The answers come mostly from the twin massive performances bolstering Anderson’s genre-busting ambition and drive. Joaquin Phoenix creates, in Quell, a man so rippling in his taste for violence and sleaze and yet so utterly helpless in his vulnerability and predicament, especially when being asked to surrender his free will to the self-deluding traps laid by nation, love and pop-philosophy. Phillip Seymour Hoffman is even one up, playing Dodd like both a charismatic buccaneer of a broken ship and a charlatan running a losing game. His immaculate words, spoken with a trademark air of his grace and subtlety, serve as a perfect foil to the damaged, trapped man beneath the veneer of the imposing air of superiority that is to be expected of him. On the other hand, Phoenix imbues his mannerisms with the hint of wild-eyed menace beneath which he tries to hide his own baffling insecurities.
And then, there is Amy Adams. Playing Dodd’s quietly domineering wife Peggy, hers is the character that soon emerges as the film’s titular slave-driver. A woman of almost obstinate conviction in the school of thought that her husband preaches, she is also the one who leaps back, with snarling vengeance, at the ones who are likely to burst the bubble. Watch her eyes glimmer with elation when announcing a book launch, watch her count off Dodd’s enemies as his ‘ex-wives’ and watch her look down with steely brutality at everyone who dares to question The Cause- including Quell himself. Adams delivers each stroke with the fierce intensity that only few actresses of this generation can muster up.
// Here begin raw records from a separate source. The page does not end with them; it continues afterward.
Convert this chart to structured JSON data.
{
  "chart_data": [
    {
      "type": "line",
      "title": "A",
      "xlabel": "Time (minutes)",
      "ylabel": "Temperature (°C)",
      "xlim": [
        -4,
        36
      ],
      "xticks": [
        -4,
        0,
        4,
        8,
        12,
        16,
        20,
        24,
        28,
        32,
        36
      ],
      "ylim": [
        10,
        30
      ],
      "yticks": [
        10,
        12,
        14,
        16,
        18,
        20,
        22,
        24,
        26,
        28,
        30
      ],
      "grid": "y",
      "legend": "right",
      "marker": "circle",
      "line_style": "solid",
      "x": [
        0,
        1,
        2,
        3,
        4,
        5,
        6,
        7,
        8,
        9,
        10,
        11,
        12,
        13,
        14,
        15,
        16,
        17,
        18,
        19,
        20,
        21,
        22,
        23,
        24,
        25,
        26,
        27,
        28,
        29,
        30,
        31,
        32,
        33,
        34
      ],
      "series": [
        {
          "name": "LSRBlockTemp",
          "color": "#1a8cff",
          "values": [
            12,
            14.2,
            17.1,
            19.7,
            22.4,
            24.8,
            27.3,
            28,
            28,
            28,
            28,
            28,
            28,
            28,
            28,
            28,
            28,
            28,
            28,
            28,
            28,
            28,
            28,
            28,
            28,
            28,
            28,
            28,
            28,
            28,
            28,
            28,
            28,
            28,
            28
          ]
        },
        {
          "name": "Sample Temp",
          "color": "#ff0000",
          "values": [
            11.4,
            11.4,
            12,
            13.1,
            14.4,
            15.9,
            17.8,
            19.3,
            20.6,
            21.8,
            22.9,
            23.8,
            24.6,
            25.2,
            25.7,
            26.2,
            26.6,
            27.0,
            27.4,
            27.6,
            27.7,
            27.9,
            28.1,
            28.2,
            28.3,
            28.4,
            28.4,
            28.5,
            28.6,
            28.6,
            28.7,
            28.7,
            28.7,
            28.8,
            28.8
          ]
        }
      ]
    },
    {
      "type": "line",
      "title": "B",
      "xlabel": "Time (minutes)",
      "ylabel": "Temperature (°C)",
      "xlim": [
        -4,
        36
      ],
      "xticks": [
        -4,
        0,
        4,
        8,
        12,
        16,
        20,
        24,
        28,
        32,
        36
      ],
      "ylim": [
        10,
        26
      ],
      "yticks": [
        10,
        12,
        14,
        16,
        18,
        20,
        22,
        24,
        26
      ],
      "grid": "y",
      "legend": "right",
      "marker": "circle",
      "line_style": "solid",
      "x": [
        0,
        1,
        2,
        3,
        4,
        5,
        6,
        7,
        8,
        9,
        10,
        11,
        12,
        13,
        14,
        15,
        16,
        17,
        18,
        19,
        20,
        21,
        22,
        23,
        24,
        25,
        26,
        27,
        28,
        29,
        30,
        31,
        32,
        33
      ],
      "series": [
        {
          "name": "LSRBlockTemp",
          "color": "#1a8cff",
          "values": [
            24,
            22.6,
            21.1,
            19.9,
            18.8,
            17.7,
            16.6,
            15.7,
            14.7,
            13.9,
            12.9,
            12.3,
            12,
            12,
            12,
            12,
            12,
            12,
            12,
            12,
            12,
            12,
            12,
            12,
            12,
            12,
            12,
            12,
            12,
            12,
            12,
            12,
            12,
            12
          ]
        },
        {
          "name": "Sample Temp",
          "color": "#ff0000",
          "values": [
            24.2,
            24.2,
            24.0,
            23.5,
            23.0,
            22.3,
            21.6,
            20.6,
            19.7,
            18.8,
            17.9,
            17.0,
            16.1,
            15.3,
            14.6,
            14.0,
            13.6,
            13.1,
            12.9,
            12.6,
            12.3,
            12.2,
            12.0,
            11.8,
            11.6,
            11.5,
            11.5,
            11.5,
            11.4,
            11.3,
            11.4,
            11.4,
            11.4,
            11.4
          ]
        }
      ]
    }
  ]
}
It is through the intertwined strands of each of these three characters that Anderson drives home his passionate tale, a film which never fears to play its own game and never, for once, spoon-feeds or hoodwinks its audiences. It might be a tall order indeed, as evidenced by the virtuoso and mind-numbing power of the craft on display here- especially one dream-like sequence of an orgy of burlesque excess that leaves decency and mannerism to its very shreds- but then, some films are worth the intense love that it takes to admire them wholly. ‘The Master’ is after all a ‘master’piece and whenever it commands you to witness its dazzling power, you will surrender gladly.